Filmmaker Susanne Bier won an Oscar a few years ago for “In a Better World,” her haunting meditation on violence. She positions “Love Is All You Need” as a 180-degree turn into romantic comedy, but there aren’t many laugh-out-loud moments to be had here. Ida (Trine Dyrholm), a middle-aged hairdresser in Copenhagen, is grappling with crises both medical and marital when she embarks on a trip to Italy for the wedding of her daughter, Astrid. Philip (Pierce Brosnan), a widowed fruit-and-vegetable magnate, is making the same journey. “Love Is All You Need” centers mostly on the busy wedding weekend — which transpires in an elegantly shabby villa in a picturesque seaside town — and the emotions that roil beneath the happy surface, having to do with betrayal, unrequited passion, regret and at least one case of unresolved sexual orientation.

With its surfeit of brightly colored rooms and Bier’s leitmotif of photographing her protagonists on their separate terraces, “Love Is All You Need” has all the earmarks of a classic romantic farce. But the filmmaker — here working with frequent co-writer Anders Thomas Jensen — doesn’t have a gift for screwball comedy, instead observing the missed signals, chance encounters and explosive outbursts with the seasoned eye of an innate dramatist (she cut her teeth as part of the adamantly neo-realist Dogme 95 movement). The result is a film that looks intimate but feels oddly diffident and removed.

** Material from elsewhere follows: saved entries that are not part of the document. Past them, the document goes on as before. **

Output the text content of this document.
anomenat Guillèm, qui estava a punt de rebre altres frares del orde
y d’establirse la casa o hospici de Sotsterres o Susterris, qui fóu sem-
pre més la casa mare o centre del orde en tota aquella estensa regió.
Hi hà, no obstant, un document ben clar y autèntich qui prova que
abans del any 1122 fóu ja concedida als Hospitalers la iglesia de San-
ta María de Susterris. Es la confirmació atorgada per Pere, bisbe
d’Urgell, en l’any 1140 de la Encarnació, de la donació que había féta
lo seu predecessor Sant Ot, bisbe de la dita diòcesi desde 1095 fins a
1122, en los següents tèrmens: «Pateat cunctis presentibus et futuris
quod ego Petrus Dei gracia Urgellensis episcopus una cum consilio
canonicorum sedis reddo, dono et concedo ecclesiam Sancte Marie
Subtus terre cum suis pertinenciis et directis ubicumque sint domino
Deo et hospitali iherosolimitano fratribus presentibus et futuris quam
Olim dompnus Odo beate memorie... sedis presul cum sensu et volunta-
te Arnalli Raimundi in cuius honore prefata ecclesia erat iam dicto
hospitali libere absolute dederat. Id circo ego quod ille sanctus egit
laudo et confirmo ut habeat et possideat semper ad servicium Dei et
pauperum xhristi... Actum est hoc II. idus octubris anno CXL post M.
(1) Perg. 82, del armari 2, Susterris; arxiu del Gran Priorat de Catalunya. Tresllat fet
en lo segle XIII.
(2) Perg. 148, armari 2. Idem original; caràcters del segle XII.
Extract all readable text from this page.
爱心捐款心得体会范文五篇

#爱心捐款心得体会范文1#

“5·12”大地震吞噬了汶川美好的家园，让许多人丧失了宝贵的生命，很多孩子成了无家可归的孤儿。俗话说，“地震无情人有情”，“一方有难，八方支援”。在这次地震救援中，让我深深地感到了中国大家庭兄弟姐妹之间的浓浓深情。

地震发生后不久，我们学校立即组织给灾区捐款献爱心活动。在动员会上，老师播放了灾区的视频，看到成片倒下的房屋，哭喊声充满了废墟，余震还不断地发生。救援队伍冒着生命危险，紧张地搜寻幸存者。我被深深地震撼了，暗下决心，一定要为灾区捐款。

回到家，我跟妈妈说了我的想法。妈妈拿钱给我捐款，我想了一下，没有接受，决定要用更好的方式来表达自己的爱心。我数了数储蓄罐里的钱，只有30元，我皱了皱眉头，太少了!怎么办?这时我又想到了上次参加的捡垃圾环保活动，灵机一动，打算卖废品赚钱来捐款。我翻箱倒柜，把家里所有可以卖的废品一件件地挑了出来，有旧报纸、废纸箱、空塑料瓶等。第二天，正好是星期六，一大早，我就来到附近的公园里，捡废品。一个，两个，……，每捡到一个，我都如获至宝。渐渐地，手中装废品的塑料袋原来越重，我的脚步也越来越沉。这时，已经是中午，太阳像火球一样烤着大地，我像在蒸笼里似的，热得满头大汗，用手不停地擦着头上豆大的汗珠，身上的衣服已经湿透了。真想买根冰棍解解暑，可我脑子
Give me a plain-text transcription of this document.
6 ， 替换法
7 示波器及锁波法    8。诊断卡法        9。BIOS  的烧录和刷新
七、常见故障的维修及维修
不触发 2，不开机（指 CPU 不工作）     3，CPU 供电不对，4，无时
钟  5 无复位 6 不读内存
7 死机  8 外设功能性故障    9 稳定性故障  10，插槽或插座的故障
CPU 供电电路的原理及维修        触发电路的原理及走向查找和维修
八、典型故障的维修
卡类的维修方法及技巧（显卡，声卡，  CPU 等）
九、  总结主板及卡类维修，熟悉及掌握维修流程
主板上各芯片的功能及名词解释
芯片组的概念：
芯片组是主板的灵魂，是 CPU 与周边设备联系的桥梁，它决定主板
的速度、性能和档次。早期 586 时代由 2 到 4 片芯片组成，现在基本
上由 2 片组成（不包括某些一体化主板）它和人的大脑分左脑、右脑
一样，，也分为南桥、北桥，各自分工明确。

As Ida, Dyrholm is all blond hair and bright blue eyes, a facade that gives way in the film’s most disarming and touching moments. Brosnan plays the saturnine Philip with the pained expression of a man trying to pass a kidney stone without anyone noticing. To her credit, Bier never forces Ida and Philip into false histrionic coupling. Rather, Philip simply gravitates toward Ida’s forthright equanimity, which stands out in ever sharper relief as the weekend’s highly-pitched festivities wear on.

Rather than give her protagonists vivid interior lives, Bier defines them in relation to the satellite characters who circle them: Ida’s feckless husband, Leif (Kim Bodnia), her lissome daughter, Astrid (Molly Blixt Egeland in a wonderfully floaty performance), and, especially, Philip’s ardent sister-in-law, Benedikte, played by Paprika Steen with fearlessly blowsy directness.

There are few surprises in “Love Is All You Need,” other than the understated way Bier treats moments that in mainstream cinema would be overplayed and underlined (and italicized in case you missed the point). Like the lemons that appear throughout the film as a visual and thematic motif, “Love Is All You Need” embraces the bitter with the sweet. Its idea of escapist romantic fantasy is to recognize the most sour of life’s circumstances and simply make lemonade.

R. At Landmark’s Bethesda Row Cinema.
Contains brief sexuality, nudity and some profanity. In English and Danish with subtitles.
110 minutes.

Ann Hornaday is The Post's movie critic.